Dann wurde sie in den G+J-Vorstand berufen. In den folgenden sieben Monaten erwarb sie sich offenbar die Anerkennung der Gesellschafter (neben Bertelsmann noch die
Jahr-Familie), und zwar mit schnellen Personal- (Austausch der Chefredakteure von "Brigitte" und
"Gala" und des Digitalchefs) und Strukturentscheidungen (weitere Zentralisierung des Digitalgeschäfts, Umbau der Vermarktung) sowie der furchtlosen Exekution des unpopulären Gesellschafterbeschlusses, die defizitäre "
FTD" zu schließen.
Umblättern: Die neue Vorstandssparte Produkt
Multi-Chefredakteur Stephan Schäfer kommt in den Vorstand
Im Vorstand verantwortet CEO Jäkel neben der Strategie auch Vermarktung, Digitales, das Europa-Geschäft sowie die Minderheitsbeteiligung am "
Spiegel". Ein Ressort Ausland gibt es nun nicht mehr.

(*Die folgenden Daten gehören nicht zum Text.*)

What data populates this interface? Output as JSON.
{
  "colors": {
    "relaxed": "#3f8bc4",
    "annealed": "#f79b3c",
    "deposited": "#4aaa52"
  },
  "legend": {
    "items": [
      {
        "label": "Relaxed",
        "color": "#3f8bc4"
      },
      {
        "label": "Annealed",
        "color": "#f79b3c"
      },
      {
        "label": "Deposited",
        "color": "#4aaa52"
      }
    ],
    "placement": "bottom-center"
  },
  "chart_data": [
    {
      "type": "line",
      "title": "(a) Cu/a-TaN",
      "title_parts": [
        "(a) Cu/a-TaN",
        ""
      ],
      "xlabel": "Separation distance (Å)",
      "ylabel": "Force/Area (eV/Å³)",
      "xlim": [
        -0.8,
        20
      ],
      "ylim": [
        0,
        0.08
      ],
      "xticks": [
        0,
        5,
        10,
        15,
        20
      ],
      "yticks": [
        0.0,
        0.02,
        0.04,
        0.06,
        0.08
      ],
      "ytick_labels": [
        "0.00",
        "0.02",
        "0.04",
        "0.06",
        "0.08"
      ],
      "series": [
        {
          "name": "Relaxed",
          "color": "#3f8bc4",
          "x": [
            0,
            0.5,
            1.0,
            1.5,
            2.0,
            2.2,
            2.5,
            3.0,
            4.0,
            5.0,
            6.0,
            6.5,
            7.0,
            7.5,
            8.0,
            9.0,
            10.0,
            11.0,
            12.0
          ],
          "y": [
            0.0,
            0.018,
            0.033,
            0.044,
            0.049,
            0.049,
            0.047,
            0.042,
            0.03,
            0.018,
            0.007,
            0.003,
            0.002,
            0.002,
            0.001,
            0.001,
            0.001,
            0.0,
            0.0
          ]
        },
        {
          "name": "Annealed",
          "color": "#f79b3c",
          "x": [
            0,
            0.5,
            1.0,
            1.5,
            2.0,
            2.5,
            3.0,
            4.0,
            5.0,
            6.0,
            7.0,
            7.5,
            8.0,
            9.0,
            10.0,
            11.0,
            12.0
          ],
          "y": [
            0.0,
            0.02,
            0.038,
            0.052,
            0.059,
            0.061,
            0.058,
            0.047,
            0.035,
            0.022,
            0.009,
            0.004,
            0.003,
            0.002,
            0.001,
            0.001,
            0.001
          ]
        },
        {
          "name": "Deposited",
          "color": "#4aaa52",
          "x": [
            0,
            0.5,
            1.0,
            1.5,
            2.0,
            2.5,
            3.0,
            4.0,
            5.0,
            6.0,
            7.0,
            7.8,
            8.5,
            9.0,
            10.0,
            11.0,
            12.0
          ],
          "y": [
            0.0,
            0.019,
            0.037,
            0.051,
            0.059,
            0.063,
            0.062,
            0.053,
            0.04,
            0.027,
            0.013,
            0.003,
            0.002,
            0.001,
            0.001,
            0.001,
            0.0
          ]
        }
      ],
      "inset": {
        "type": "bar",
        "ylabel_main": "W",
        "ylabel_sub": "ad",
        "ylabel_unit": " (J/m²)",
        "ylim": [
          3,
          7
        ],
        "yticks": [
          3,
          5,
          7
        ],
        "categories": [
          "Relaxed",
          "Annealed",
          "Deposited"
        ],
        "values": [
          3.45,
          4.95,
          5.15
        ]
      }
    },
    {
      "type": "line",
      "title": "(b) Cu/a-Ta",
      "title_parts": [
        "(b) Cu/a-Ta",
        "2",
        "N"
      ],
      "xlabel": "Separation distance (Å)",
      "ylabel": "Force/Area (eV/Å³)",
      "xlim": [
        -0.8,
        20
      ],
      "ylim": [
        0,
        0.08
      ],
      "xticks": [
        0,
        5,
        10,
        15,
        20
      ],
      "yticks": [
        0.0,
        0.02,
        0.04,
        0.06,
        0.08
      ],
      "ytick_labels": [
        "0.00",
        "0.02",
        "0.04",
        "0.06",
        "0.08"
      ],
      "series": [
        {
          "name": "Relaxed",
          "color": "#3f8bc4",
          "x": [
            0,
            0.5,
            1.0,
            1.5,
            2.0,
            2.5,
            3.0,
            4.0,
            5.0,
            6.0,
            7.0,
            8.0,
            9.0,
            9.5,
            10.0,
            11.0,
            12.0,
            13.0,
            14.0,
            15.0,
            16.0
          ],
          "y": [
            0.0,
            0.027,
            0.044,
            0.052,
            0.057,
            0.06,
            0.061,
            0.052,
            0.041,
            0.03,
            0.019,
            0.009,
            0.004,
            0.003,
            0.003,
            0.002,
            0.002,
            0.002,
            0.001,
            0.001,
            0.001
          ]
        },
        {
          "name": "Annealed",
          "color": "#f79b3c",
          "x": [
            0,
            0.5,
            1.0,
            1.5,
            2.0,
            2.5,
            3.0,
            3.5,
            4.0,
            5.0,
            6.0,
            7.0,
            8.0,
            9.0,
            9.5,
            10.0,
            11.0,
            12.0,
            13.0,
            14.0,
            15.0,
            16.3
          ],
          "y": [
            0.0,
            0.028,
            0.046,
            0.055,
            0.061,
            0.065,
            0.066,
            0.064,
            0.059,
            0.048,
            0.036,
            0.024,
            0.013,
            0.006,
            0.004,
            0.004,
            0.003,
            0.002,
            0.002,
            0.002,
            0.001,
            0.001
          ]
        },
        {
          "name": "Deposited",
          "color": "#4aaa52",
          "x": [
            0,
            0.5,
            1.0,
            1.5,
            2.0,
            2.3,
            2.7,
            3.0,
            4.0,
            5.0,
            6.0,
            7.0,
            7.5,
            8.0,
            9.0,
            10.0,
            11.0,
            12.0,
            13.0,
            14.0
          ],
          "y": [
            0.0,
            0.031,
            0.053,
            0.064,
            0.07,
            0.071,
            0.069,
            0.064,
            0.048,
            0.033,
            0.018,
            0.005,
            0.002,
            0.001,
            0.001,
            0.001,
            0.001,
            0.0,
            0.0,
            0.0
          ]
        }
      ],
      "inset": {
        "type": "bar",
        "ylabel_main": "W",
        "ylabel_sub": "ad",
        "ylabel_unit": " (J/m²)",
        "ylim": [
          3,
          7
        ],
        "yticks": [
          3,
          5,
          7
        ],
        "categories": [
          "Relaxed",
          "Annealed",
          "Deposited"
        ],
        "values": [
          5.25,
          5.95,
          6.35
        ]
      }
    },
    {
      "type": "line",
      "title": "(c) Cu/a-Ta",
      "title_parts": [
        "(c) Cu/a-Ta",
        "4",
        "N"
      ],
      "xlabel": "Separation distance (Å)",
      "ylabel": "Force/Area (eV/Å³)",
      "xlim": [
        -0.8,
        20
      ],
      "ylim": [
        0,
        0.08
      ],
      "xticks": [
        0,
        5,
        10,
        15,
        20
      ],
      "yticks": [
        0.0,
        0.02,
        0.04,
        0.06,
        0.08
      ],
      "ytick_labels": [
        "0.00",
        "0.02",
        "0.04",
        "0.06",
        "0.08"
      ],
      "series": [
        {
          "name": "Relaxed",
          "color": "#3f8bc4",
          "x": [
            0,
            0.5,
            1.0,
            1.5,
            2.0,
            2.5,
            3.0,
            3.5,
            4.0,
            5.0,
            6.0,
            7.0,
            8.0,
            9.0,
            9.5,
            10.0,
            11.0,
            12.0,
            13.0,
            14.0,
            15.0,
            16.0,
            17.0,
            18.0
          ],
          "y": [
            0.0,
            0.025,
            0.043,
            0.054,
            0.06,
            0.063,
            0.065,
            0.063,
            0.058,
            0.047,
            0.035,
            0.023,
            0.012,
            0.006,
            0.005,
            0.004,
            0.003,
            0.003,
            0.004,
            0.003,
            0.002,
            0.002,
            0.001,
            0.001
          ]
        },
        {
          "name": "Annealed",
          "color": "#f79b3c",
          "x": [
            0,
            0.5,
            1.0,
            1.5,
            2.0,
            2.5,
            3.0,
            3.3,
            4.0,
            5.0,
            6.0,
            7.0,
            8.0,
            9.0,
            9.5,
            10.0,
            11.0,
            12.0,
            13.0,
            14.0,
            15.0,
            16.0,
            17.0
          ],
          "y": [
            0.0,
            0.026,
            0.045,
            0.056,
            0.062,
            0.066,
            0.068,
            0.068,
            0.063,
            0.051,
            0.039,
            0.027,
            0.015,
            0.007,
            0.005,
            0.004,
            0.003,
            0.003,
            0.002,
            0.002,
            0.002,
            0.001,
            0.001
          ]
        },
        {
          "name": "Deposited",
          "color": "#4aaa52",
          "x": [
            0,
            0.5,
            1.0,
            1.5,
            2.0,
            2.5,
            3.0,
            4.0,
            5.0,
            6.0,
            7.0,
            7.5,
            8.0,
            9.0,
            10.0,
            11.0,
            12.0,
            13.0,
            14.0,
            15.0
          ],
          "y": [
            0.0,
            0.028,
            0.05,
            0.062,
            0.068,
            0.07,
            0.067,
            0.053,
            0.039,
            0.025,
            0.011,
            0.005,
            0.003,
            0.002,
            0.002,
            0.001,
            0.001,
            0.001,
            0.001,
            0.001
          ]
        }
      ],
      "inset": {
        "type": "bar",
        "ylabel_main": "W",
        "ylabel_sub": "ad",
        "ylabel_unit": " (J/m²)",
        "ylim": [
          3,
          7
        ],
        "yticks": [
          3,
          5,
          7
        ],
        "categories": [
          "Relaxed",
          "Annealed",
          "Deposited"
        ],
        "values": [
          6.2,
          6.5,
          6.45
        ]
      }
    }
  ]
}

Neu ist dagegen die Vorstandssparte Produkt, die
Stephan Schäfer verantwortet. Für den 38-Jährigen, gerade mal fünf Monate Geschäftsführer aller Frauen-, People- und Living-Titel und zugleich seit acht Monaten Co-Chefredakteur des Frauen-Flaggschiffs "Brigitte", ist das der nächste Schritt einer Schwindel erregenden Karriere bei G+J. Seine Posten als Chefredakteur ("Brigitte", "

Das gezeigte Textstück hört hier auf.